Every new business we've ever engaged in has initially been seen as a distraction by people externally, and sometimes even internally. They'll say, "Why are you expanding outside of media products? Why are you going international? Why are you entering the marketplace business with third-party sellers?" We're getting it now with our new infrastructure Web services: "Why take on this new set of developer customers?"
These are fair questions. There's nothing wrong with asking them. But they all have at their heart one of the reasons that it's so difficult for incumbent companies to pursue new initiatives. It's because even if they are wild successes, they have no meaningful impact on the company's economics for years. What I have found ... is that when we plant a seed, it tends to take five to seven years before it has a meaningful impact on the economics of the company.
That,does require people, inside and outside, to keep the faith. How do you have the confidence that the investment will ultimately pay off?
It helps to base your strategy on things that won't change. When I'm talking with people outside the company, there's a question that comes up very commonly: "What's going to change in the next five to 10 years?" But I very rarely get asked, "What's not going to change in the next five to 10 years?"
At Amazon we're always trying to figure that out, because you can really spin up flywheels around those things. All the energy you invest in them today will still be paying you dividends 10 years from now. Whereas if you base your strategy first and foremost on more transitory things ... those things are going to change so rapidly that you're going to have to change your strategy very rapidly, too.
What are some of the things you're counting on not to change?
For our business, most of them turn out to be customer insights. Look at what's important to the customers in our consumer-facing business. They want selection, low prices and fast delivery. This can be different from business to business: There are companies serving other customers who wouldn't put price, for example, in that set.

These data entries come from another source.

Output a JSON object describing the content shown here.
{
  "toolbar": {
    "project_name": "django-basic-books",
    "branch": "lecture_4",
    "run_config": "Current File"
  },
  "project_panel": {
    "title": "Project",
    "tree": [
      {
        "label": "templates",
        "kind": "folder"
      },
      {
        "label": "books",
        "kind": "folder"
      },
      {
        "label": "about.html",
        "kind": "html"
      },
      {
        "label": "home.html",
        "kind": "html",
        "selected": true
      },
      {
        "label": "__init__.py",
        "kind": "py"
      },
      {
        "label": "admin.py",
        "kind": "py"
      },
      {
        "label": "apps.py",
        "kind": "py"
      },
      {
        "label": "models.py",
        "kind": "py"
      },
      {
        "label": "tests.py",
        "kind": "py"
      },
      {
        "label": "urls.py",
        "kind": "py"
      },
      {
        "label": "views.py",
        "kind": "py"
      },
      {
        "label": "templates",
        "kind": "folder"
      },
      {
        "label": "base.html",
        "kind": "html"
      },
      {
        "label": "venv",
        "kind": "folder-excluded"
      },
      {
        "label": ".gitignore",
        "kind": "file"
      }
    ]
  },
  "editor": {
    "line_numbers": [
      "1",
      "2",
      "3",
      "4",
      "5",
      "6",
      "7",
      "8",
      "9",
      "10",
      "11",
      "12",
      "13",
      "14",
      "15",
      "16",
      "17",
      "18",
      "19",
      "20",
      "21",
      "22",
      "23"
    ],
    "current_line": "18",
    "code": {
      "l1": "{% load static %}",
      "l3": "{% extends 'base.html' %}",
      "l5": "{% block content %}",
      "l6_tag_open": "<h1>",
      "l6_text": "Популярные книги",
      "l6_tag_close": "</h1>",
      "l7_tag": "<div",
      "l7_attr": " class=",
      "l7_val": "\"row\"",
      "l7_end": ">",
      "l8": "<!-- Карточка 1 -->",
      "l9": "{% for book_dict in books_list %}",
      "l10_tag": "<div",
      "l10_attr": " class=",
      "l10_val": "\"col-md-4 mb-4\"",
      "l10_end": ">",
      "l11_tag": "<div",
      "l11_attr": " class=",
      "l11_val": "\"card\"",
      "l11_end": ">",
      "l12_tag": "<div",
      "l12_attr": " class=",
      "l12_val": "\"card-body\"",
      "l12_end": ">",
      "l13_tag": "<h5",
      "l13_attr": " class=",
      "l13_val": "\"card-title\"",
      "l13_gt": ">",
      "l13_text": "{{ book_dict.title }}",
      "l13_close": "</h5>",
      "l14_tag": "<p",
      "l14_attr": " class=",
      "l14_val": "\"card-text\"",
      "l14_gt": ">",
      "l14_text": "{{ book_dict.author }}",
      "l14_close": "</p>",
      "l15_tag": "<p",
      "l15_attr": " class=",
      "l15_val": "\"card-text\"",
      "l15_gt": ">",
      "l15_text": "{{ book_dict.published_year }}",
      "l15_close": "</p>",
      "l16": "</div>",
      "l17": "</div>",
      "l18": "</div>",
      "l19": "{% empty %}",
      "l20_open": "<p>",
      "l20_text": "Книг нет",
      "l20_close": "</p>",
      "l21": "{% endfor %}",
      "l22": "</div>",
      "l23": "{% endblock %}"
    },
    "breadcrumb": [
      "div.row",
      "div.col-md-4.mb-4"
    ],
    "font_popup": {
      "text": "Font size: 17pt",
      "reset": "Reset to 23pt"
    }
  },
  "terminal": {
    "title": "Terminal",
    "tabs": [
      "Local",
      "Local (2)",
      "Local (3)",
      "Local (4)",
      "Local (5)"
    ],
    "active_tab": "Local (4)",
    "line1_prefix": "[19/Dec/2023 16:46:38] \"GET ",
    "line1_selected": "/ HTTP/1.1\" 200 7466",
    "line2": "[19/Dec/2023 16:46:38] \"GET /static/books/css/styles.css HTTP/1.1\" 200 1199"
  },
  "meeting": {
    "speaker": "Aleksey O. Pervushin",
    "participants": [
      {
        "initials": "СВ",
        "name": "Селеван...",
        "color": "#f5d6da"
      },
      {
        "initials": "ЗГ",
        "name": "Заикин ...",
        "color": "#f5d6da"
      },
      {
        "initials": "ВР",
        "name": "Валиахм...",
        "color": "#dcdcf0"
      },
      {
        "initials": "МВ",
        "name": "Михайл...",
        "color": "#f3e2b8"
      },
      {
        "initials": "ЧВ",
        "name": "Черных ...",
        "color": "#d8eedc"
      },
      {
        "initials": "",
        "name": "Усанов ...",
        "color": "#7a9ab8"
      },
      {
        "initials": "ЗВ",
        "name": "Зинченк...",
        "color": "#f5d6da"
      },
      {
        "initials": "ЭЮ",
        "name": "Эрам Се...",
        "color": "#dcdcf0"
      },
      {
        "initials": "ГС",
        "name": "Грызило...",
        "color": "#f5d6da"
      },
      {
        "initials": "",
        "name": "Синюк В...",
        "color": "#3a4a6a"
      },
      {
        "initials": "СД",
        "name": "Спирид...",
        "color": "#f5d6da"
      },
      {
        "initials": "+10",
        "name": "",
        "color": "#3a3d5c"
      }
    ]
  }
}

But having found out what those things are for our customers, I can't imagine that 10 years from now they are going to say, "I love Amazon, but if only they could deliver my products a little more slowly." And they're not going to, 10 years from now, say, "I really love Amazon, but I wish their prices were a little higher."
So we know that when we put energy into defect reduction, which reduces our cost structure and thereby allows lower prices, that will be paying us dividends 10 years from now. If we keep putting energy into that flywheel, 10 years from now it'll be spinning faster and faster.